1991-2002 SATURN S-SERIES: A decade or so ago, these small Saturns were commonplace amongst my friends. They drove 'em all – sedans, coupes and wagons. My closest friend had a coupe, followed by a newer sedan. Even my brother bought one for his family – one of the first ones, may I add! I lost count of every one who had an S-Series. No, they weren't accommodating for my large frame, but others seem not to mind when they get behind the wheel. Yet S-Series drivers came in all stripes – it was one of the few automobiles out there that attracted a wide spectrum of owners that commanded a hugely loyal following. They were also pretty reliable, to boot! Needless to say, it was the most original automobile ever built in this country – no badge engineering, no sharing of major components – all incorporated into the most successful automobile built on a space frame.

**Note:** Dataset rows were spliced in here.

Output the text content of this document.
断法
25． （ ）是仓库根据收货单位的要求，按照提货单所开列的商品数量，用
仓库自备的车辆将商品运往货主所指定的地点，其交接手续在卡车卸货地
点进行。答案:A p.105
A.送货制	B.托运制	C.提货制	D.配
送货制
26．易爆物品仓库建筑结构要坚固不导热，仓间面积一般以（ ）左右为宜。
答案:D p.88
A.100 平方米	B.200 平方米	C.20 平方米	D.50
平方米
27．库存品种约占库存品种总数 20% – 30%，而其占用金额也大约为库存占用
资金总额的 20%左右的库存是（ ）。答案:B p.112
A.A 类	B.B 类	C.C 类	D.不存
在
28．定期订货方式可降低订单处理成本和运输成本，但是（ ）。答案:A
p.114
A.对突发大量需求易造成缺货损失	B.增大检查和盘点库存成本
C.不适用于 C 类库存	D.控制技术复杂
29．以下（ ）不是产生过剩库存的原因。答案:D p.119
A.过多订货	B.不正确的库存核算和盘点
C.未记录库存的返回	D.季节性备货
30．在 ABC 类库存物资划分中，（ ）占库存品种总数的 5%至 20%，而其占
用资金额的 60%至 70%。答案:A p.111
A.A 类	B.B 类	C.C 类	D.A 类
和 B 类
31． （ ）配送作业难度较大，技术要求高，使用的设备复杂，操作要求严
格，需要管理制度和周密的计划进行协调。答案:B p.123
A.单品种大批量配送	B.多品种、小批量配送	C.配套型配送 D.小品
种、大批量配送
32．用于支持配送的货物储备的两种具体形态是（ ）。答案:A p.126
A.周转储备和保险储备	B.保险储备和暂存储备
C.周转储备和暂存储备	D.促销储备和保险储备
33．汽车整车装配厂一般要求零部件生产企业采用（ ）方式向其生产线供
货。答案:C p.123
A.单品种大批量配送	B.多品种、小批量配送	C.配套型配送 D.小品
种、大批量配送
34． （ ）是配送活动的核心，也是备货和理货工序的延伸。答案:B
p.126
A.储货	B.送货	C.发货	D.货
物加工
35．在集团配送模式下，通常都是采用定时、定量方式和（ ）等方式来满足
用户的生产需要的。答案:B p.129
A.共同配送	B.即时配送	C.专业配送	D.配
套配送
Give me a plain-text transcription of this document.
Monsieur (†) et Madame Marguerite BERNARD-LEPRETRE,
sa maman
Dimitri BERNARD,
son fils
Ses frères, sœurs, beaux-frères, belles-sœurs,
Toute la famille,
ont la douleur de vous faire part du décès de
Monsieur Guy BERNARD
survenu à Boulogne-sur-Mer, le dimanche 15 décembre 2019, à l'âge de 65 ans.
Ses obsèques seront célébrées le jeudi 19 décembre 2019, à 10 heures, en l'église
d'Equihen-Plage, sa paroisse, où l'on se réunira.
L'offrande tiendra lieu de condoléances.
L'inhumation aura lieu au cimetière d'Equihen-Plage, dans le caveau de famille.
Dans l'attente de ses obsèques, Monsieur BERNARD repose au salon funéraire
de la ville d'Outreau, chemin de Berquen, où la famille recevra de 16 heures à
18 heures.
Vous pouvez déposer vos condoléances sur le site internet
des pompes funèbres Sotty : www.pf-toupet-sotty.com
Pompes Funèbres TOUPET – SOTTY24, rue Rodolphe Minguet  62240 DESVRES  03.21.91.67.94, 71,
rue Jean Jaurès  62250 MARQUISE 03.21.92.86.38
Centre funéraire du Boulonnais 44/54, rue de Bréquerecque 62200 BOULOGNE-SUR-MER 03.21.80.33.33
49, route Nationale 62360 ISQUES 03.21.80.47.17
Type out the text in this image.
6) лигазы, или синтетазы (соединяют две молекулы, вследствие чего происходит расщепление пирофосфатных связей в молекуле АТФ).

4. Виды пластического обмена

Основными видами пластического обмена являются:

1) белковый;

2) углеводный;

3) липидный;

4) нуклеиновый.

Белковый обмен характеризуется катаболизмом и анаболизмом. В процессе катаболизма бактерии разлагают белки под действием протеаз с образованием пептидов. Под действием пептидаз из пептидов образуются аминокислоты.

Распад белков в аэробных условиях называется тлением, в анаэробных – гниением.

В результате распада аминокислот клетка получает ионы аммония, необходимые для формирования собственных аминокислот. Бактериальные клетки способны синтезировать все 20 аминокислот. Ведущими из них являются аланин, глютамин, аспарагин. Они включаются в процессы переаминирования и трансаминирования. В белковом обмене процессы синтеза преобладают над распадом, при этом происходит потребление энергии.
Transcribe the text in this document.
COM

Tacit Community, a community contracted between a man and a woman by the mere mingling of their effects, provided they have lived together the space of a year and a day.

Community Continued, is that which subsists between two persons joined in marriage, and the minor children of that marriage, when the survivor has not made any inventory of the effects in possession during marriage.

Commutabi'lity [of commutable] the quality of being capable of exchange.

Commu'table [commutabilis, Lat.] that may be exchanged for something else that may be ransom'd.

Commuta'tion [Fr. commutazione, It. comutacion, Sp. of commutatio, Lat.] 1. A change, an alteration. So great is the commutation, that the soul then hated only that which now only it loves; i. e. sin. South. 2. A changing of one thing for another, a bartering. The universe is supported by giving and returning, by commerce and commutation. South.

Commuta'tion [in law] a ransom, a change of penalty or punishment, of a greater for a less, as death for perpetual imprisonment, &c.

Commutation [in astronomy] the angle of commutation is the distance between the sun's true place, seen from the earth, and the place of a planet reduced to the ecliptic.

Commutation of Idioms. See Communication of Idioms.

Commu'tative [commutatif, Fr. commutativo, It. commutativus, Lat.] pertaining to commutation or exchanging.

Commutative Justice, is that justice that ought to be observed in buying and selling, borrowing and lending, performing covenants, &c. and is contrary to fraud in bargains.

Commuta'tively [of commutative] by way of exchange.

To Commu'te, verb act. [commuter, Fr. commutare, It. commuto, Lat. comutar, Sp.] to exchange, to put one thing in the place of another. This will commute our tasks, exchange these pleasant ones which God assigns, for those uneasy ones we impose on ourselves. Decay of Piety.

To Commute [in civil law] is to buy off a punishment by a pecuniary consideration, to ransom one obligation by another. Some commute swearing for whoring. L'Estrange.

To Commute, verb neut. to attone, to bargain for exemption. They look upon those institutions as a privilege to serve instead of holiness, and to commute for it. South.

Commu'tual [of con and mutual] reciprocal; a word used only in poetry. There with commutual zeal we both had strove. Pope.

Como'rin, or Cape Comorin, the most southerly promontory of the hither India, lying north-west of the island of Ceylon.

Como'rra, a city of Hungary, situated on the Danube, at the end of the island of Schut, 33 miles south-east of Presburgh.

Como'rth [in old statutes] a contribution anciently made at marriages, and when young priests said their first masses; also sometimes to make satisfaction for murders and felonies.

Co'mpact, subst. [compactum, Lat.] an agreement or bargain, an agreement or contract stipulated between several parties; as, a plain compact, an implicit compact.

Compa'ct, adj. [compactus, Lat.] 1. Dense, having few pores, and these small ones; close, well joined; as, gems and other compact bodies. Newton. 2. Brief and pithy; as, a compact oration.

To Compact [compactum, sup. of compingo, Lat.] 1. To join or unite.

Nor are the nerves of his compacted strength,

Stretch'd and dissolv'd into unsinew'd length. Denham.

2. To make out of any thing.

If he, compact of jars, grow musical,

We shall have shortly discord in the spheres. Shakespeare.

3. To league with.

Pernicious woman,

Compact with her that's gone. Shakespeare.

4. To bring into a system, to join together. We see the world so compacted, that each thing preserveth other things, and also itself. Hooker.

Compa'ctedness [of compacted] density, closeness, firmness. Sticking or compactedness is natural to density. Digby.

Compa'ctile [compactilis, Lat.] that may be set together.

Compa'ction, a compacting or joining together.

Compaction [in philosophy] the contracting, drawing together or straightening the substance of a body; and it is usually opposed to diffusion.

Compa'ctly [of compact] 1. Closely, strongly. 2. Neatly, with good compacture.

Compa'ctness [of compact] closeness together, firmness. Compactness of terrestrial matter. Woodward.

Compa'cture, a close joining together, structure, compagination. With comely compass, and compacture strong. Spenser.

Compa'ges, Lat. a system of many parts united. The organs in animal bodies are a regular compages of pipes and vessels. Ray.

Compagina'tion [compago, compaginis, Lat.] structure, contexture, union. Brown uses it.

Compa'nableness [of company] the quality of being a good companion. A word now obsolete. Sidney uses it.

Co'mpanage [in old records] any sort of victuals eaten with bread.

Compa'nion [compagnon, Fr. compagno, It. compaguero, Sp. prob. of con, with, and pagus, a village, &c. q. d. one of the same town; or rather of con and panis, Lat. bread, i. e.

1989-1999 SUZUKI SIDEKICK: Suzuki arrived in the U.S.A. showing us they can do small SUVs better than most. Their size gave Suzuki an advantage when it comes to traversing the tighter spots over rough terrains. While the SJ413 Samurai was nailed by Consumer Reports for their ability to roll over easily, Suzuki came back with a new SUV that was larger than the Samurai. What was great about the Sidekick was its ability to do the same job as the smaller SJ413 with a lot more confidence. It came in a soft top two-door, along with a hardtop two-door. A four-door version was added in short order. With more powerful four-cylinder engines, the Sidekick's four-wheel drive system was given more of a chance to tackle spots that the Samurai might have missed, while maintaining its place to find tight spots to get through. These were faithful machines that brought more customers to Suzuki when they needed them the most.
1979-1994 SAAB 900: Forget every other car Saab ever made. The older cars marked the brand for its quirkiness and oddity. The 99 made things a bit more normal. The 900 brought customers to the brand. It came at the right time – upward mobility thanks to a surge of "yuppies" permeating American society. These "yuppies" didn't want German cars, so the Saab was perfect! It advanced the turbocharged car further with its space efficient vehicle, front-wheel drive and excellent driving manners. It was not without its quirks – console-mounted ignition with its start in reverse on manual transmission cars and the way the hood opened front-ward and tilted once it cleared the front fascia. This particular was chosen because it was developed prior to general Motors' arrival at Trollhattan – a pure Saab through and through.